Consider one type of material in demand during the current crisis: fibre packaging. On the one hand, we’re using even more of it because so many goods are being ordered online and delivered to our ‘locked-down’ homes. Prices for recovered board are good as paper manufacturers seek supplies of recycled cardboard as never before. But business collections are down because the retail outlets and the many businesses that usually generate this waste stream are generally shut down. That is not a resilient system. Instead, we must consider more circular approaches to replace single-use packaging like this with return schemes that emphasise greater reusability through smarter design.

We know that, as well as preserving vital resources, moving to a more circular economy will also help us respond to another consequence of Covid-19: a likely increase in unemployment. A more circular economy creates net jobs. This particular benefit was the conclusion of a joint WRAP and Green Alliance report published in 2015 – ‘Employment and the circular economy’. It found that a real commitment to CE could create over half a million jobs and reduce unemployment by over 100,000 by 2030. Our economy has taken a big hit from Covid-19. If, as is likely, we have to tackle higher unemployment then, five years after the report, there’s still every reason why a circular approach makes a lot of sense, even if the exact numbers will be different now.

Indeed, it was heartening to see, just a few days ago, that a study from the University of Oxford, co-authored by such heavyweight economists as Sir Nicholas Stern (author of the highly influential Stern Review on the Economics of Climate Change back in 2006) and Nobel Prize winner Joseph Stiglitz, concluded that environmental stimulus packages would be a more effective way of repairing global economies than traditional government spending. The lead author told the Guardian: “Tackling climate change has the answer to our economic problems.” And we know that moving to a CE can help address the climate emergency.   

We all have to look into the future with new eyes. In the past, businesses have resisted changing their business models for more circular ones because of a perceived risk. It was hard to confront their ‘if it ain’t broke, why fix it?’ argument. I don’t believe that will still hold true when we escape the clutches of Covid-19. Existing business models have been tested to destruction by the virus. As businesses rebuild, they should take the opportunity to reimagine their business as a circular one. They will be pleasantly surprised that it would make them more resilient to another unexpected shock. WRAP piloted many examples of circular business models as part of the EU-funded REBus project a few years back, so case studies are available.

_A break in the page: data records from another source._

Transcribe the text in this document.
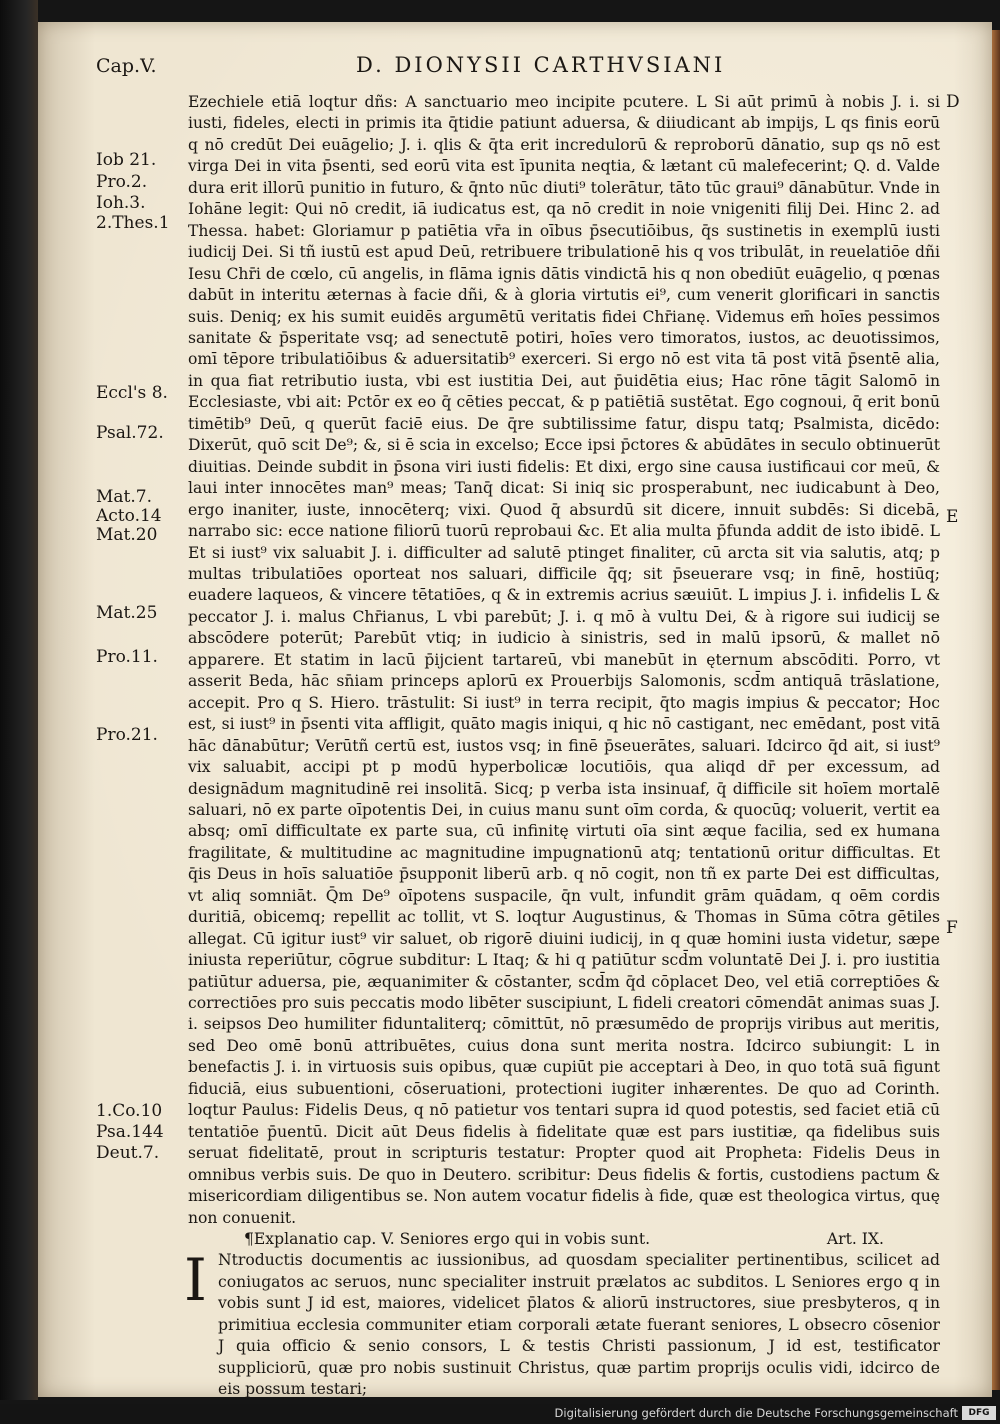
Cap.V.	D. DIONYSII CARTHVSIANI
Iob 21.
Pro.2.
Ioh.3.
2.Thes.1
Eccl's 8.
Psal.72.
Mat.7.
Acto.14
Mat.20
Mat.25
Pro.11.
Pro.21.
1.Co.10
Psa.144
Deut.7.
D
E
F

Ezechiele etiā loqtur dñs: A sanctuario meo incipite pcutere. L Si aūt primū à nobis J. i. si iusti, fideles, electi in primis ita q̄tidie patiunt aduersa, & diiudicant ab impijs, L qs finis eorū q nō credūt Dei euāgelio; J. i. qlis & q̄ta erit incredulorū & reproborū dānatio, sup qs nō est virga Dei in vita p̄senti, sed eorū vita est īpunita neqtia, & lætant cū malefecerint; Q. d. Valde dura erit illorū punitio in futuro, & q̄nto nūc diuti⁹ tolerātur, tāto tūc graui⁹ dānabūtur. Vnde in Iohāne legit: Qui nō credit, iā iudicatus est, qa nō credit in noie vnigeniti filij Dei. Hinc 2. ad Thessa. habet: Gloriamur p patiētia vr̄a in oībus p̄secutiōibus, q̄s sustinetis in exemplū iusti iudicij Dei. Si tñ iustū est apud Deū, retribuere tribulationē his q vos tribulāt, in reuelatiōe dñi Iesu Chr̄i de cœlo, cū angelis, in flāma ignis dātis vindictā his q non obediūt euāgelio, q pœnas dabūt in interitu æternas à facie dñi, & à gloria virtutis ei⁹, cum venerit glorificari in sanctis suis. Deniq; ex his sumit euidēs argumētū veritatis fidei Chr̄ianę. Videmus em̄ hoīes pessimos sanitate & p̄speritate vsq; ad senectutē potiri, hoīes vero timoratos, iustos, ac deuotissimos, omī tēpore tribulatiōibus & aduersitatib⁹ exerceri. Si ergo nō est vita tā post vitā p̄sentē alia, in qua fiat retributio iusta, vbi est iustitia Dei, aut p̄uidētia eius; Hac rōne tāgit Salomō in Ecclesiaste, vbi ait: Pctōr ex eo q̄ cēties peccat, & p patiētiā sustētat. Ego cognoui, q̄ erit bonū timētib⁹ Deū, q querūt faciē eius. De q̄re subtilissime fatur, dispu tatq; Psalmista, dicēdo: Dixerūt, quō scit De⁹; &, si ē scia in excelso; Ecce ipsi p̄ctores & abūdātes in seculo obtinuerūt diuitias. Deinde subdit in p̄sona viri iusti fidelis: Et dixi, ergo sine causa iustificaui cor meū, & laui inter innocētes man⁹ meas; Tanq̄ dicat: Si iniq sic prosperabunt, nec iudicabunt à Deo, ergo inaniter, iuste, innocēterq; vixi. Quod q̄ absurdū sit dicere, innuit subdēs: Si dicebā, narrabo sic: ecce natione filiorū tuorū reprobaui &c. Et alia multa p̄funda addit de isto ibidē. L Et si iust⁹ vix saluabit J. i. difficulter ad salutē ptinget finaliter, cū arcta sit via salutis, atq; p multas tribulatiōes oporteat nos saluari, difficile q̄q; sit p̄seuerare vsq; in finē, hostiūq; euadere laqueos, & vincere tētatiōes, q & in extremis acrius sæuiūt. L impius J. i. infidelis L & peccator J. i. malus Chr̄ianus, L vbi parebūt; J. i. q mō à vultu Dei, & à rigore sui iudicij se abscōdere poterūt; Parebūt vtiq; in iudicio à sinistris, sed in malū ipsorū, & mallet nō apparere. Et statim in lacū p̄ijcient tartareū, vbi manebūt in ęternum abscōditi. Porro, vt asserit Beda, hāc sn̄iam princeps aplorū ex Prouerbijs Salomonis, scd̄m antiquā trāslatione, accepit. Pro q S. Hiero. trāstulit: Si iust⁹ in terra recipit, q̄to magis impius & peccator; Hoc est, si iust⁹ in p̄senti vita affligit, quāto magis iniqui, q hic nō castigant, nec emēdant, post vitā hāc dānabūtur; Verūtñ certū est, iustos vsq; in finē p̄seuerātes, saluari. Idcirco q̄d ait, si iust⁹ vix saluabit, accipi pt p modū hyperbolicæ locutiōis, qua aliqd dr̄ per excessum, ad designādum magnitudinē rei insolitā. Sicq; p verba ista insinuaf, q̄ difficile sit hoīem mortalē saluari, nō ex parte oīpotentis Dei, in cuius manu sunt oīm corda, & quocūq; voluerit, vertit ea absq; omī difficultate ex parte sua, cū infinitę virtuti oīa sint æque facilia, sed ex humana fragilitate, & multitudine ac magnitudine impugnationū atq; tentationū oritur difficultas. Et q̄is Deus in hoīs saluatiōe p̄supponit liberū arb. q nō cogit, non tñ ex parte Dei est difficultas, vt aliq somniāt. Q̄m De⁹ oīpotens suspacile, q̄n vult, infundit grām quādam, q oēm cordis duritiā, obicemq; repellit ac tollit, vt S. loqtur Augustinus, & Thomas in Sūma cōtra gētiles allegat. Cū igitur iust⁹ vir saluet, ob rigorē diuini iudicij, in q quæ homini iusta videtur, sæpe iniusta reperiūtur, cōgrue subditur: L Itaq; & hi q patiūtur scd̄m voluntatē Dei J. i. pro iustitia patiūtur aduersa, pie, æquanimiter & cōstanter, scd̄m q̄d cōplacet Deo, vel etiā correptiōes & correctiōes pro suis peccatis modo libēter suscipiunt, L fideli creatori cōmendāt animas suas J. i. seipsos Deo humiliter fiduntaliterq; cōmittūt, nō præsumēdo de proprijs viribus aut meritis, sed Deo omē bonū attribuētes, cuius dona sunt merita nostra. Idcirco subiungit: L in benefactis J. i. in virtuosis suis opibus, quæ cupiūt pie acceptari à Deo, in quo totā suā figunt fiduciā, eius subuentioni, cōseruationi, protectioni iugiter inhærentes. De quo ad Corinth. loqtur Paulus: Fidelis Deus, q nō patietur vos tentari supra id quod potestis, sed faciet etiā cū tentatiōe p̄uentū. Dicit aūt Deus fidelis à fidelitate quæ est pars iustitiæ, qa fidelibus suis seruat fidelitatē, prout in scripturis testatur: Propter quod ait Propheta: Fidelis Deus in omnibus verbis suis. De quo in Deutero. scribitur: Deus fidelis & fortis, custodiens pactum & misericordiam diligentibus se. Non autem vocatur fidelis à fide, quæ est theologica virtus, quę non conuenit.

¶Explanatio cap. V. Seniores ergo qui in vobis sunt.	Art. IX.
I Ntroductis documentis ac iussionibus, ad quosdam specialiter pertinentibus, scilicet ad coniugatos ac seruos, nunc specialiter instruit prælatos ac subditos. L Seniores ergo q in vobis sunt J id est, maiores, videlicet p̄latos & aliorū instructores, siue presbyteros, q in primitiua ecclesia communiter etiam corporali ætate fuerant seniores, L obsecro cōsenior J quia officio & senio consors, L & testis Christi passionum, J id est, testificator suppliciorū, quæ pro nobis sustinuit Christus, quæ partim proprijs oculis vidi, idcirco de eis possum testari;

Digitalisierung gefördert durch die Deutsche Forschungsgemeinschaft	DFG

What alarms me is that the environmental agenda may be forgotten amidst efforts to ‘get the economy back on its feet.’ But if the pandemic has proved anything, it’s that the existing model of the economy is not fit for purpose. It needs replacing with a more resilient alternative. I hope that we use this crisis to embrace the opportunities of a more circular economy, and ensure that whatever the ‘new normal’ is, we do not end up with a ‘new similar’.